Wednesday, 8 March 2017

6th March - 10th March 2017

This is the final week of our project, so we aim to start testing and the documentation. We met with our supervisor on Wednesday to discuss some queries we had and also to update him with how the overall project is going.

During last week, we encountered some issues when setting up a sever to host our web application which set us back a little bit time-wise. This was due to some problems setting up the initial NGINX and uWSGI confiuration on AWS. Once that was established, however, further problems with connecting the AWS namespace servers to the domain name complicated matters. Finally, a problem with ssh-ing into the AWS instance made it impossible to work on the server configuration as troubleshooting why we weren't able to ssh into the instance was leading nowhere. Having already had problems setting up the intial NGINX and uSWGI configuration, going back to scratch would have been too much.

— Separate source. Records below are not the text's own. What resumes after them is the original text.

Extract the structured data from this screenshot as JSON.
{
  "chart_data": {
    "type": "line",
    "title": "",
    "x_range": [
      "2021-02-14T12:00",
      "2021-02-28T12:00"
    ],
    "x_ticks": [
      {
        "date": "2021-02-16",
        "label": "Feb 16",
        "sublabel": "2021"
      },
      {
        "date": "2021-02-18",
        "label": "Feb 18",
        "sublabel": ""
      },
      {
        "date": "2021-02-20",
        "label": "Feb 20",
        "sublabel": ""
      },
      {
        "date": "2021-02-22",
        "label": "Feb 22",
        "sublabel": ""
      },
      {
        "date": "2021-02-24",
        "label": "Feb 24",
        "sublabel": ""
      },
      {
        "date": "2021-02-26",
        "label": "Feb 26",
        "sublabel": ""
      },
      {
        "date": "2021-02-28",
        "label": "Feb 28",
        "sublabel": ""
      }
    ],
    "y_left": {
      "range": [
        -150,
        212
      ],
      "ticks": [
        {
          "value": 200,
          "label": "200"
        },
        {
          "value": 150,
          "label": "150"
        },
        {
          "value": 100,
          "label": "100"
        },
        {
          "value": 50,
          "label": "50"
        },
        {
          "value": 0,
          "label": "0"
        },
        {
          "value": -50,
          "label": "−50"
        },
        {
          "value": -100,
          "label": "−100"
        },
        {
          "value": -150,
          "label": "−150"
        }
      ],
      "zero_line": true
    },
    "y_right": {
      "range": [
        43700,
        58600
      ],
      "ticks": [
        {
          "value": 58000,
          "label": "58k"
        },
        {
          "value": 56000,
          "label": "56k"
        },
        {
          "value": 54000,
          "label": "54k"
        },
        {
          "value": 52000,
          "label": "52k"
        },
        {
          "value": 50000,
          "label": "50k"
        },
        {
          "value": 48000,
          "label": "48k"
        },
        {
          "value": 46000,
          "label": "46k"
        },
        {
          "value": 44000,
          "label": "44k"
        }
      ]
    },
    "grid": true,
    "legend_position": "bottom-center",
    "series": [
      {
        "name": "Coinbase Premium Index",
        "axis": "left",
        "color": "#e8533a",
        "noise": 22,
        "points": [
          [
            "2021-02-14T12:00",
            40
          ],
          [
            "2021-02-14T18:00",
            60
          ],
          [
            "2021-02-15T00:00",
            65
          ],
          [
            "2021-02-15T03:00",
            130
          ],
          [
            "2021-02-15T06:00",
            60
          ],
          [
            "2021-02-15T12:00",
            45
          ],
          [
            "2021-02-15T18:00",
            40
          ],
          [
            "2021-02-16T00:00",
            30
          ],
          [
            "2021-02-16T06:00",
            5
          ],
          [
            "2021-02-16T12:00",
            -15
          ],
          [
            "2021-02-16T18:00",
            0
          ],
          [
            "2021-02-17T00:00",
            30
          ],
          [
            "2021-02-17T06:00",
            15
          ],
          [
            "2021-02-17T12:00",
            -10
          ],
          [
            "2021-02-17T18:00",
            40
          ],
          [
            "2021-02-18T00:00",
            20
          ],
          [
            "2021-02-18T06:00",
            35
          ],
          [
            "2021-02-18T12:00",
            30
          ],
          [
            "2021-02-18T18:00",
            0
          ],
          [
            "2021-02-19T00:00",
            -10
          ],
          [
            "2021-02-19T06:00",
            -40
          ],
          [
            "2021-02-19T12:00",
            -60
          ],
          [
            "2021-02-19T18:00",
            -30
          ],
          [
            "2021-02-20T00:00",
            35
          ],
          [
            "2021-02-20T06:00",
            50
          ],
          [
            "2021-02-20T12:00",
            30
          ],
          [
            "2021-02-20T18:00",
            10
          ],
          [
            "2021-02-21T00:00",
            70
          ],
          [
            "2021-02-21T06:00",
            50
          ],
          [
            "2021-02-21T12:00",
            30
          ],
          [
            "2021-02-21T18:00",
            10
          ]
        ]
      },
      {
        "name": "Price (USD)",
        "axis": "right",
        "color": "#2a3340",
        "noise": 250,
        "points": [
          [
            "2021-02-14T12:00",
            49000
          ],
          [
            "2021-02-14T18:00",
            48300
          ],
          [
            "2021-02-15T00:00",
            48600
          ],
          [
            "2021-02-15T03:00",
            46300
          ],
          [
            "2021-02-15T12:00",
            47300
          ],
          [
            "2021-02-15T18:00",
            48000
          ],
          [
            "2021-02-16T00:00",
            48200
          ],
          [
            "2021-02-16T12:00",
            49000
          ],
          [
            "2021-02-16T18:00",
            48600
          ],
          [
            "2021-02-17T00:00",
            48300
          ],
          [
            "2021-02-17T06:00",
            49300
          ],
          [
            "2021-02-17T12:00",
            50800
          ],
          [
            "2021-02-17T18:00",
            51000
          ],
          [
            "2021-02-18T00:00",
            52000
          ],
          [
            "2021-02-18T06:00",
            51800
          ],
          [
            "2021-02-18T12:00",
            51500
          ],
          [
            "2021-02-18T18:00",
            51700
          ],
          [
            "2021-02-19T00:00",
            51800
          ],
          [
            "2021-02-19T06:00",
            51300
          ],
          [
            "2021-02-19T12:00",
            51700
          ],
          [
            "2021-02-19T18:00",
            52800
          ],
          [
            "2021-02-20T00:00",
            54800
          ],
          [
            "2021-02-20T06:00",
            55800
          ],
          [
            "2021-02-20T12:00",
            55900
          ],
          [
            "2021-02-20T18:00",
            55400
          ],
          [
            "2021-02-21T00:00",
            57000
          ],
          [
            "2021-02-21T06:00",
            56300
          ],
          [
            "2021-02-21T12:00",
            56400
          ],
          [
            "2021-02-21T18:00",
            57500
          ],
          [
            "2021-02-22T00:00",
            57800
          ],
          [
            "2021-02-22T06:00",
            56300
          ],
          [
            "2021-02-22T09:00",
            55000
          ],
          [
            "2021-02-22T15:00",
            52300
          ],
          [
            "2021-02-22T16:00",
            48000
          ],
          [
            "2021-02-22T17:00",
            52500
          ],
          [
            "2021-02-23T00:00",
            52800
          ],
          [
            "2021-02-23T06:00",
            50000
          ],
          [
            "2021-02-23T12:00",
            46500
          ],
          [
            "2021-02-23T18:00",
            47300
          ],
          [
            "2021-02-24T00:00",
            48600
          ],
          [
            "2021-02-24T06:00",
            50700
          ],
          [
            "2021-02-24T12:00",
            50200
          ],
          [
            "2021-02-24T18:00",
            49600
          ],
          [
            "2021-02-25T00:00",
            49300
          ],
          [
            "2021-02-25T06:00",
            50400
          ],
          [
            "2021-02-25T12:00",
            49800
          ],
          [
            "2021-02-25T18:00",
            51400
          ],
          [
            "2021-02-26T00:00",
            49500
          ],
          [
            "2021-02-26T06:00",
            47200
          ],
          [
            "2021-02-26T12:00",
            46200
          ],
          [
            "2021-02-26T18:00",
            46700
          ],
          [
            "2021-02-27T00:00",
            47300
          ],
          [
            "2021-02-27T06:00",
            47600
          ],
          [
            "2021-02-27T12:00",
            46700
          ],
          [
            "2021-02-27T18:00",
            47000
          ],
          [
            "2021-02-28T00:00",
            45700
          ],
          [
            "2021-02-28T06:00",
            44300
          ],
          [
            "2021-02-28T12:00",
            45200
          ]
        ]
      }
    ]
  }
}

However in a meeting with our supervisor, he advised us to scrap the idea of using the online server and just use the django development server on localhost instead for the demo. With that coming into play, we were able to focus on the presentation of the user interface and begin testing.

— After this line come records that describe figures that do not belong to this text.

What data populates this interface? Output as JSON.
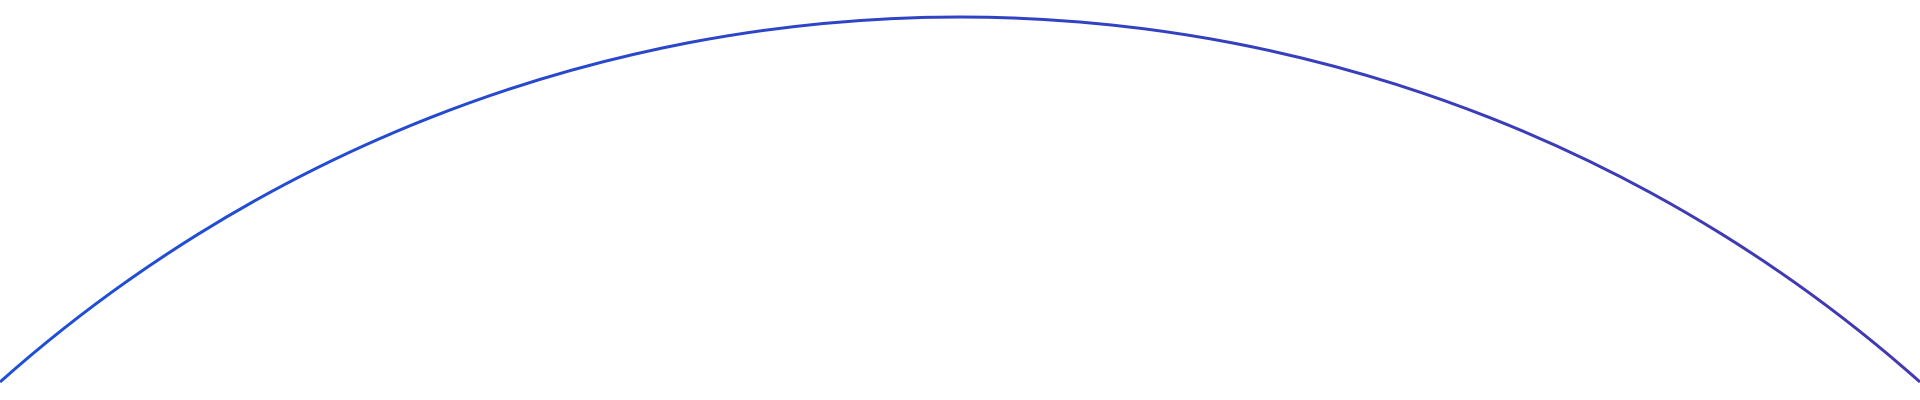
{
  "background_color": "#ffffff",
  "arc": {
    "gradient_start_color": "#1d4fd8",
    "gradient_end_color": "#4338b0"
  }
}
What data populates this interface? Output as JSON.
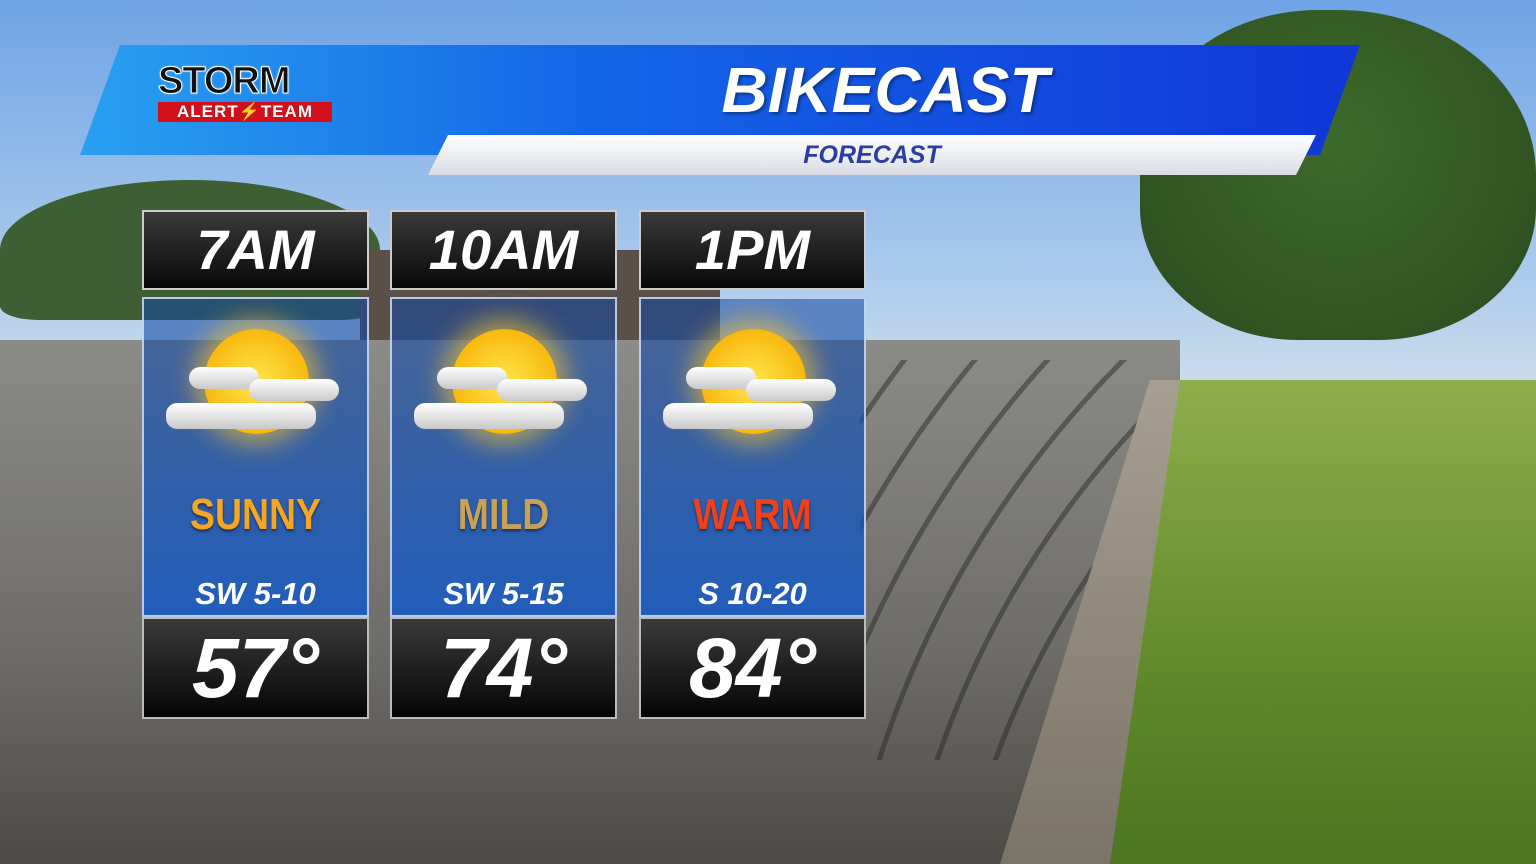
{
  "logo": {
    "line1": "STORM",
    "line2_left": "ALERT",
    "line2_right": "TEAM"
  },
  "header": {
    "title": "BIKECAST",
    "subtitle": "FORECAST"
  },
  "colors": {
    "banner": "#1465e6",
    "subtitle_text": "#2b3d9e",
    "sunny": "#f5a623",
    "mild": "#c9a25a",
    "warm": "#f0401a"
  },
  "forecast": [
    {
      "time": "7AM",
      "icon": "partly-sunny-icon",
      "condition": "SUNNY",
      "condition_color": "#f5a623",
      "wind": "SW 5-10",
      "temp": "57°"
    },
    {
      "time": "10AM",
      "icon": "partly-sunny-icon",
      "condition": "MILD",
      "condition_color": "#c9a25a",
      "wind": "SW 5-15",
      "temp": "74°"
    },
    {
      "time": "1PM",
      "icon": "partly-sunny-icon",
      "condition": "WARM",
      "condition_color": "#f0401a",
      "wind": "S 10-20",
      "temp": "84°"
    }
  ]
}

We developed a simple two page website which has a form for submission of the brand campaign details. The page then automatically redirects to the results page which would show the tree of tweets and the various analysis results in the next page. We chose to do a minimal website for ease of use while still maintaining high design standards. 

As for the graph representations of our analysis results, we finally settled on using the "graphos" python package which implements several different javascript graphing libraries into python to be used in django web development specifically. This eased our workload considerably as Plot.ly, which we had mentioned looking into before, proved to be too much of a hassle to integrate with django as it produced a separate html file for view the generated graphs. If we were to use that, we would have had to render or redirect the user to a different page, thus needing to resolve a different url and a different view which we thought would have put the design down in terms of leaving all the graphs and results on one page for ease of access. In contrast the "graphos" package allowed us to integrate all the results in one page, lessening the amount of click-throughs and page redirection needed. 

So now our main goal for the rest of this week is to make the user interface more appealing, complete all necessary documentation, finish testing and create the video walkthrough before the deadline on Friday.

Sunday, 5 March 2017

28th February - 5th March

From the 28th February to 3rd March we finished up on implementing the analysis phase of the project as we planned beforehand.

Progress:
The following analysis methods have thus far been implemented in python:

  • Average number of replies
  • Most influential reply in the tree
  • Count per hour of replies since original tweet was posted
  • Basic sentiment analysis
  • An interactive map representation of locations of replies

Tree Visualisation
We have started to develop a module to handle creating the visualization part of the tweets tree. Initially, in our project spec (functional spec) we were looking into using gephi/gexf file format to represent the node in HTML. However having further researched into it, the area of XML styling is a bit hard to grasp. Installation and use of this gexf file format is a bit vague and our initial try-runs of sample code yielded no results.  

We finally decided to use the D3 javascript library as they have an extensive gallery of examples in the cases of representing data visually. For our tree to be represented in javascript the format of the data needed to be in a nested json object. Converting our tree to this structure proved to be a little hard to do since we chose to do it recursively. Initial attempts so only the first few levels of the tree being displayed but threads that went deeper were cut off in the first few levels. We finally realised that the problem ended up being the order in which the tweets were being collected. Since they were collected in reverse time of the original tweet, our attempts to append each node to their respective parent in the nested json format failed because their parents weren't attached to the root json object in the first place. To remedy this we simply changed the collection from the built-in method in the anytree package 'PreOrderIter' to just the collection of 'root.descendants'. 

Graphs
During our implementation of the "count per hour" function and the interactive map we used the python package matplotlib and basemap in order to represent the data in graphs. However, this would not work in integrating those graphs with the workflow of the django framework. That is computing the graphs and then passing them in as part of the 'context' to be rendered in the views.py. In our research we came across Plot.ly as an alternative.